If the original output also generated additional information, which was not provided in the context, then the ‘fact-checker’ LLM could generate additional queries to the Vector Store to try and find relevant information which could verify the output.
If the ‘fact-checker’ LLM gives a low evaluation of the accuracy / factuality of the data, then the original output is discarded and the main LLM is prompted to regenerate and the evaluation criteria is satisfied.
Removal of stale data / adding new data
Corporate data is constantly changing. Old data can become stale or obsolete and new data should be given a stronger weighting.
Once again with training / fine-tuning LLMs, the engineers would need to prune and update the training data and then undergo the expensive and slow process or training from scratch.
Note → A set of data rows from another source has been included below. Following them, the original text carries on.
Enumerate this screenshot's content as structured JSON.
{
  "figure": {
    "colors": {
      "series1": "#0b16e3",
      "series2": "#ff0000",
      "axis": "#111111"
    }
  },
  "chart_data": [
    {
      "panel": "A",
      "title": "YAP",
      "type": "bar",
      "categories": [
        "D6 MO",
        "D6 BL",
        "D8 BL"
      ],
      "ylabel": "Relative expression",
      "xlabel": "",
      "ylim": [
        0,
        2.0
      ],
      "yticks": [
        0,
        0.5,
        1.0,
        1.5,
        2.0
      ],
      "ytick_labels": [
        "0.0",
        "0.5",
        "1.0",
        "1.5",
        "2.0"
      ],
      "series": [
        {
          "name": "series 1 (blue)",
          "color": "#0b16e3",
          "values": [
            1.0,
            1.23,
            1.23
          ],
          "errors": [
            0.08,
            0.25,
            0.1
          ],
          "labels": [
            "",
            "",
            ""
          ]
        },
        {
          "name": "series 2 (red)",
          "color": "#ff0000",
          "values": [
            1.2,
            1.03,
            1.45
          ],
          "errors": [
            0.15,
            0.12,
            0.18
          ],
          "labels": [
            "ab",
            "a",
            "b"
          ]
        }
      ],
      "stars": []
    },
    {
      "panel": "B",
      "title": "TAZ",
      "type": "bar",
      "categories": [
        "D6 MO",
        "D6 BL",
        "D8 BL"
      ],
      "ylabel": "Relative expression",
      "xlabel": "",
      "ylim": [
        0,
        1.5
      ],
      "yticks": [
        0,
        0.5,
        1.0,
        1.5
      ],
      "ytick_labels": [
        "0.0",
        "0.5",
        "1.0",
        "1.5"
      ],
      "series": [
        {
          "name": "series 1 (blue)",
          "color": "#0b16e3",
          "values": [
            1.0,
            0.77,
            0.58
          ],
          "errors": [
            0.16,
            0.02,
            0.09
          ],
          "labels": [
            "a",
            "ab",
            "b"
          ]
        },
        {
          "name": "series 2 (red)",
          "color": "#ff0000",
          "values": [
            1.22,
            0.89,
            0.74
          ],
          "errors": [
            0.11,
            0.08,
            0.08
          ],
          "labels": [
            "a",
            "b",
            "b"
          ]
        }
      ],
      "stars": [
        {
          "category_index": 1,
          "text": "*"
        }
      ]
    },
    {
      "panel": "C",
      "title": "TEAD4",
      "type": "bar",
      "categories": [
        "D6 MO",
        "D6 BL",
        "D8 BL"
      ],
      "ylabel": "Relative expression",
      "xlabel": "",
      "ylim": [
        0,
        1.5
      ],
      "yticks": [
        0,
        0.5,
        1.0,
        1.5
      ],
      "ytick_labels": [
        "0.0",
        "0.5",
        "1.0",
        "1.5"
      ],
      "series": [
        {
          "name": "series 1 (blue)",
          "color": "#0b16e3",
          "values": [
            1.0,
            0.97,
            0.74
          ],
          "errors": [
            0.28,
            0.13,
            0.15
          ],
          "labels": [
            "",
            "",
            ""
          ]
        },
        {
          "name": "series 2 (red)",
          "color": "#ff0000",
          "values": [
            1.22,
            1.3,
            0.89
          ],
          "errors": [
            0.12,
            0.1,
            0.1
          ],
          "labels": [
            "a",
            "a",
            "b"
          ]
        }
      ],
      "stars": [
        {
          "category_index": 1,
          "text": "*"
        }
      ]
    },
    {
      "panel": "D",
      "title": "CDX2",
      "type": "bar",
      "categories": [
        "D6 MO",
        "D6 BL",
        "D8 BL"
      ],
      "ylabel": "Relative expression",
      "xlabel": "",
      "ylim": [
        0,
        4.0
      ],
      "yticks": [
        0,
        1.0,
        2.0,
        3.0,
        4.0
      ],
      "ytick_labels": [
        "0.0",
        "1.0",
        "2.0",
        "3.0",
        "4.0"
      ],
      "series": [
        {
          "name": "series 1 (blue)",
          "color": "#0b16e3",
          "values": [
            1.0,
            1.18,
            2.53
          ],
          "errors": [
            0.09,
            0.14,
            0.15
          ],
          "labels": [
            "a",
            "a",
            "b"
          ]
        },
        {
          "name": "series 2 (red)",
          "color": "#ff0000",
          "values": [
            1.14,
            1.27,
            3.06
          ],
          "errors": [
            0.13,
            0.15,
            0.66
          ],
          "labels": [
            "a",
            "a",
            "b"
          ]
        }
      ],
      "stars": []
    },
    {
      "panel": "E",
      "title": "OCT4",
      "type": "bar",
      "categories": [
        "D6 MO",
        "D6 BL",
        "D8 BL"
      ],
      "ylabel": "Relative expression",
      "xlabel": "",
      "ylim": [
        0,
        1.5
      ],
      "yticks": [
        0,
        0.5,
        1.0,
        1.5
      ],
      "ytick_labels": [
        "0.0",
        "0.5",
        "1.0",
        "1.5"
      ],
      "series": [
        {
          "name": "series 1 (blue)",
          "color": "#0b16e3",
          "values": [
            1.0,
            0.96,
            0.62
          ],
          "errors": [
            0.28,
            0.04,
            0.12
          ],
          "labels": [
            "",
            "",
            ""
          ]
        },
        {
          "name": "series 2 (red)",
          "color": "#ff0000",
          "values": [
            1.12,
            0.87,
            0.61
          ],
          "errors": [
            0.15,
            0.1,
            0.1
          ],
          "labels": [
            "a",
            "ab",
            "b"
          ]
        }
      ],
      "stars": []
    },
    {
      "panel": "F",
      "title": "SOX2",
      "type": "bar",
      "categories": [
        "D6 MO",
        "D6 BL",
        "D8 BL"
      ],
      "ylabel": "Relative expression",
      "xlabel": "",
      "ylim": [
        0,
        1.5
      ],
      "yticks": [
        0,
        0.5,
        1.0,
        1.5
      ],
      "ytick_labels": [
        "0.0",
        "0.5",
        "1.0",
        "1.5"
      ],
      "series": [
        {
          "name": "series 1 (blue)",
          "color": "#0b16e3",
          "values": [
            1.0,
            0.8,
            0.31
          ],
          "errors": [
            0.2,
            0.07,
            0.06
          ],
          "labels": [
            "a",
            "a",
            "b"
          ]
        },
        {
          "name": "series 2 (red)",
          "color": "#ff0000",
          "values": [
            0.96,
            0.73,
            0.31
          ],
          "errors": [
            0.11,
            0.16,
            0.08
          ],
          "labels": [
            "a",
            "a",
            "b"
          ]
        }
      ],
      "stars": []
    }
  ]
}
With RAG is it is easy to keep the Vector Stores up to date by pruning old data and inserting new data. In addition, it is also possible to use the meta-data alongside each record to give the data a weighting based upon its age or ‘freshness’. For example if the context data being stored in the Vector Data contains news articles or ‘memories’, it is possible to use time-to-live (TTLs) or age values and then use the queries to prioritise newer or fresher data if multiple similar documents exist.
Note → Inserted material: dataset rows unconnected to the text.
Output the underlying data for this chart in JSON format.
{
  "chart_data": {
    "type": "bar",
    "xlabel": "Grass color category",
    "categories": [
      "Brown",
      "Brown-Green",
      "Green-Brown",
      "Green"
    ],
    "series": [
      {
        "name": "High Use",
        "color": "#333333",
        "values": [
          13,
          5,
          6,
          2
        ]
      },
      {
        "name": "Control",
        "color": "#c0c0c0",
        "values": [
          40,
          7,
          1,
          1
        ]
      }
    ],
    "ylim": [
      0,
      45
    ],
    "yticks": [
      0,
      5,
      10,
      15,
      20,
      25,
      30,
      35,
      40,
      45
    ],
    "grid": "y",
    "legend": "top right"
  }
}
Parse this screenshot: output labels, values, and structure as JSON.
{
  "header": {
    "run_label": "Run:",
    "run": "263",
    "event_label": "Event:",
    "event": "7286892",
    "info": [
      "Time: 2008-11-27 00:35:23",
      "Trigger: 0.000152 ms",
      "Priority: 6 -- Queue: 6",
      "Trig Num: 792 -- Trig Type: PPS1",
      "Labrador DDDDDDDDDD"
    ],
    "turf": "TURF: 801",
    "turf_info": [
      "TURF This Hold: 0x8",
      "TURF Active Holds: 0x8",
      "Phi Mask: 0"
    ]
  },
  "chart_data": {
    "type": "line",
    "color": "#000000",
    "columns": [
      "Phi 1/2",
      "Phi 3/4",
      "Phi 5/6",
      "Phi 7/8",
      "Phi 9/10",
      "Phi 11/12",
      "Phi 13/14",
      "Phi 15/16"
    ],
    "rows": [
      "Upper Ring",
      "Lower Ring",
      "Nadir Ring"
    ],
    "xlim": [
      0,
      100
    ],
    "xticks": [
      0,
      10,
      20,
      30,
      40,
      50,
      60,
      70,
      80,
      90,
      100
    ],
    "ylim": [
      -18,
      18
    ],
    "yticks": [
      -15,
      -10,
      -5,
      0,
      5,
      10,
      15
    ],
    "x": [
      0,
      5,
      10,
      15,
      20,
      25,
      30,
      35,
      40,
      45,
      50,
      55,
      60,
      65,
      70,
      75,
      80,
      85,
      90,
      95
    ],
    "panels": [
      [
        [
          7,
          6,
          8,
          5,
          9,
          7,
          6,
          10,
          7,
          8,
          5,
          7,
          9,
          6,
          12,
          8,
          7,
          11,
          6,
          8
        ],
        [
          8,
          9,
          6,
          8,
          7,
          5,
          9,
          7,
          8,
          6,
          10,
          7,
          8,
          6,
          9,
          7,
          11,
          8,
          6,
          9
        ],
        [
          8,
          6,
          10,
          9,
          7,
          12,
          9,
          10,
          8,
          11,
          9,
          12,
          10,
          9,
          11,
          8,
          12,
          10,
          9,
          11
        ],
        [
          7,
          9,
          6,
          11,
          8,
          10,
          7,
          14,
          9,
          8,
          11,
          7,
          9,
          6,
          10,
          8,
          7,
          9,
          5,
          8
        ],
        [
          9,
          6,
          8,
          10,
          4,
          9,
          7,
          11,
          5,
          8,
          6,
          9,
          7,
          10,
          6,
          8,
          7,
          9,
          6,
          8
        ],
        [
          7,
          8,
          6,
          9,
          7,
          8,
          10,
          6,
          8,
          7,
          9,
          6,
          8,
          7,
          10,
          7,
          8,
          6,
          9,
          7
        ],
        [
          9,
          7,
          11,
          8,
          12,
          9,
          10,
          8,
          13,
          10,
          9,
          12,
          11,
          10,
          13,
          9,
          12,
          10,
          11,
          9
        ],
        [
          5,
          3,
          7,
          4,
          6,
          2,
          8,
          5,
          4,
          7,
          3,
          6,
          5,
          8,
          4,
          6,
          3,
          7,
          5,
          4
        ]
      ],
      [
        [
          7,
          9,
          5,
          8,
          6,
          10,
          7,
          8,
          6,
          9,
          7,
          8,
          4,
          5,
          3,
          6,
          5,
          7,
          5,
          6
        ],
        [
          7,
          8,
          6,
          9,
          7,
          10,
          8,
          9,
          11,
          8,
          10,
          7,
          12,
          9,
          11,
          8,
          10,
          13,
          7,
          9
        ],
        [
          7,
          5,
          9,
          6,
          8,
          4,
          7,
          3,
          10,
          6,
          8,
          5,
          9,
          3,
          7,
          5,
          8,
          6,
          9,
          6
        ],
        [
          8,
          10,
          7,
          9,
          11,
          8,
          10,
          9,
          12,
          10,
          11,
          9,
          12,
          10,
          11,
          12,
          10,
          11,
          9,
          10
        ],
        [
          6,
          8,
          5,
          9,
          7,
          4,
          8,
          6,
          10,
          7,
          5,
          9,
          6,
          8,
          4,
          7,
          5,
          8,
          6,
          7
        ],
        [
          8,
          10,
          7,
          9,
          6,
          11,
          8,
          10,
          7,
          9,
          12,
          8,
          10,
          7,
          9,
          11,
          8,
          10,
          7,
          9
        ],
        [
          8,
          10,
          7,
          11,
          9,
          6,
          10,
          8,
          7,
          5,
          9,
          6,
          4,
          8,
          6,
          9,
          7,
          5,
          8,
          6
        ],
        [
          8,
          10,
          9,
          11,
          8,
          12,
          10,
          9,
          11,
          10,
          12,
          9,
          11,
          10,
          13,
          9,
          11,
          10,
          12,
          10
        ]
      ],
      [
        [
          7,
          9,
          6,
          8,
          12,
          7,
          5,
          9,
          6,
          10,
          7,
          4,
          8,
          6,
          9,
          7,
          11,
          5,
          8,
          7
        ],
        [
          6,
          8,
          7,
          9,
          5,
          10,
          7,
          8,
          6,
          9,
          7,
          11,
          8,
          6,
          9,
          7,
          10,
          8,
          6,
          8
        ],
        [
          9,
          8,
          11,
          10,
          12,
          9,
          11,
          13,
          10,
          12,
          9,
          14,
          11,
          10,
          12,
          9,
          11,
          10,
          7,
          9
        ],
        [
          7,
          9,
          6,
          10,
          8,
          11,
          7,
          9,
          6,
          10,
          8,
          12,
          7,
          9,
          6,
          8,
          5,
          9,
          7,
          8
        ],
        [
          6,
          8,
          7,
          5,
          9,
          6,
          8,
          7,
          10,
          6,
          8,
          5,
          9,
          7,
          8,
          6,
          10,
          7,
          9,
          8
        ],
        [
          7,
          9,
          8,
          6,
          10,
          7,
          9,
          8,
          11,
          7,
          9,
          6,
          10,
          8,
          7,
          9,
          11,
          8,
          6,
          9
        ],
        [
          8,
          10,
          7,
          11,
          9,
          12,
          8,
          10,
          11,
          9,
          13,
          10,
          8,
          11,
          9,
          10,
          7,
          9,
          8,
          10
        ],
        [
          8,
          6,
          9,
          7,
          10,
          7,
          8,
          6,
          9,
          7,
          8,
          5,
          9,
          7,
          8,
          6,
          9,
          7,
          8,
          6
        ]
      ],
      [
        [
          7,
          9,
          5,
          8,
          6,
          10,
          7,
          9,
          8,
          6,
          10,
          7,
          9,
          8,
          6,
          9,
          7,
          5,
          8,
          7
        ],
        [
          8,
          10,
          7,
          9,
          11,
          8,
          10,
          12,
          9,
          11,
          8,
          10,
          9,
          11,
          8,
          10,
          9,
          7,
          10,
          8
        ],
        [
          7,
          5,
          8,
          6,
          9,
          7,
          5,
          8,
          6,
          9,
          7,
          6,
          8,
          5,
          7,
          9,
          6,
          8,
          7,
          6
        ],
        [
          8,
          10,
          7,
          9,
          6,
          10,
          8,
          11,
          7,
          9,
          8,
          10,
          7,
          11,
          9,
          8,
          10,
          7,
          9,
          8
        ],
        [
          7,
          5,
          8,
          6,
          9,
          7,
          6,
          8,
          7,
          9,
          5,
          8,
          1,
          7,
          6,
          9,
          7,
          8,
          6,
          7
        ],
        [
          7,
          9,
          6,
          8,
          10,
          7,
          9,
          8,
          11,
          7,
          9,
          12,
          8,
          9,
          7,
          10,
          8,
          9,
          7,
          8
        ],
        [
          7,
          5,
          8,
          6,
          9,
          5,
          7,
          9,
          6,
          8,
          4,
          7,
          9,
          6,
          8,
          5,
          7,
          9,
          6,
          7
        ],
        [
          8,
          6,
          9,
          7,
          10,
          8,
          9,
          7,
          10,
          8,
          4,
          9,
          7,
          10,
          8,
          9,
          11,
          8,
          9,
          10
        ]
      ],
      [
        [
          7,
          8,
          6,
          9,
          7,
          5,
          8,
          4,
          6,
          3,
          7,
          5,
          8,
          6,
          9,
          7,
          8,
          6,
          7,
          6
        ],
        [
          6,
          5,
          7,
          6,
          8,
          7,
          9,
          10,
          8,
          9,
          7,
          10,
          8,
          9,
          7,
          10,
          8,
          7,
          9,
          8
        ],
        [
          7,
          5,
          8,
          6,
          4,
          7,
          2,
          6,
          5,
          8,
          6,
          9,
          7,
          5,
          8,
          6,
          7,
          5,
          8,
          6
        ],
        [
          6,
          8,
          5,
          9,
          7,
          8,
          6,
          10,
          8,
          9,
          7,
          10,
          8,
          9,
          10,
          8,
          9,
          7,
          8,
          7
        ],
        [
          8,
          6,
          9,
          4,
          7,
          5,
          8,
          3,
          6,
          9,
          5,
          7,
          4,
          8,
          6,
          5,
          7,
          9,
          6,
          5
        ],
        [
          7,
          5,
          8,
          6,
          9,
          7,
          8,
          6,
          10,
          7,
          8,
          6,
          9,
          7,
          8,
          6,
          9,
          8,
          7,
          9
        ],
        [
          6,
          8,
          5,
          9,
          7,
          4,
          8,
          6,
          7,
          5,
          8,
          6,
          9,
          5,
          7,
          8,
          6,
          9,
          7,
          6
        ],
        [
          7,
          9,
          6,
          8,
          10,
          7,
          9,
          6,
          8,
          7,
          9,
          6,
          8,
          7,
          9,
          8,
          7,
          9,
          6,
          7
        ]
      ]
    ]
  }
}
Forgetting Data / Privacy / Copyright issues
The above becomes even more important in situations where the administrator of the model is forced to remove information from the Large Language Model within a given timeframe. These include privacy or copyright scenarios. When adopting a RAG approach, forgetting information is a simple matter of deleting records from the Vector Stores in a similar approach to managing data in traditional database systems.
New methods to get an LLM to ‘forget’ subsets of it’s training data are being researched, but they are still expensive and the opaque nature of the LLM’s parameters makes it difficult to confirm that the data has really been forgotten.
Audit Trails
In traditional database systems, document management systems and knowledge-bases we are used to having audit trails. These audit trails allow system administrators to report on who accessed data, what they accessed and when they accessed it.
By using RAG, the system can audit which vector store records were accessed and injected into each prompt. The user that initiated the request can also be logged and the output generated by the LLM can be stored on the audit trail.
This gives a level of transparency and audit that cannot be achieved when using LLMs without RAG.
Versioning / testing & deploying AI systems
When an AI system is designed to take advantage of a RAG approach, it leads to easier management, testing and deployment of new versions of the system.
New versions of the RAG data stores can be made available to a smaller cohort of test users before being more widely distributed. The content of the vector stores is transparent and can be compared to previous versions easily.
It is also easier to manage different versions of different stores for different user groups, languages, regions etc.
For most software engineers, experienced in building traditional SQL or NoSQL database solutions, the testing and deployment procedures that they are familiar can continue to be used.
In conclusion
Retrieval-augmented generation (RAG), has become popular because it is a feasible way to ground LLMs and increase performance on certain tasks, personalise them to user data and overcome cost and context length limitations.
Secondary advantages when using RAG techniques are equally important as they solve some of the biggest issues that engineers are encountering when building AI applications in the real world.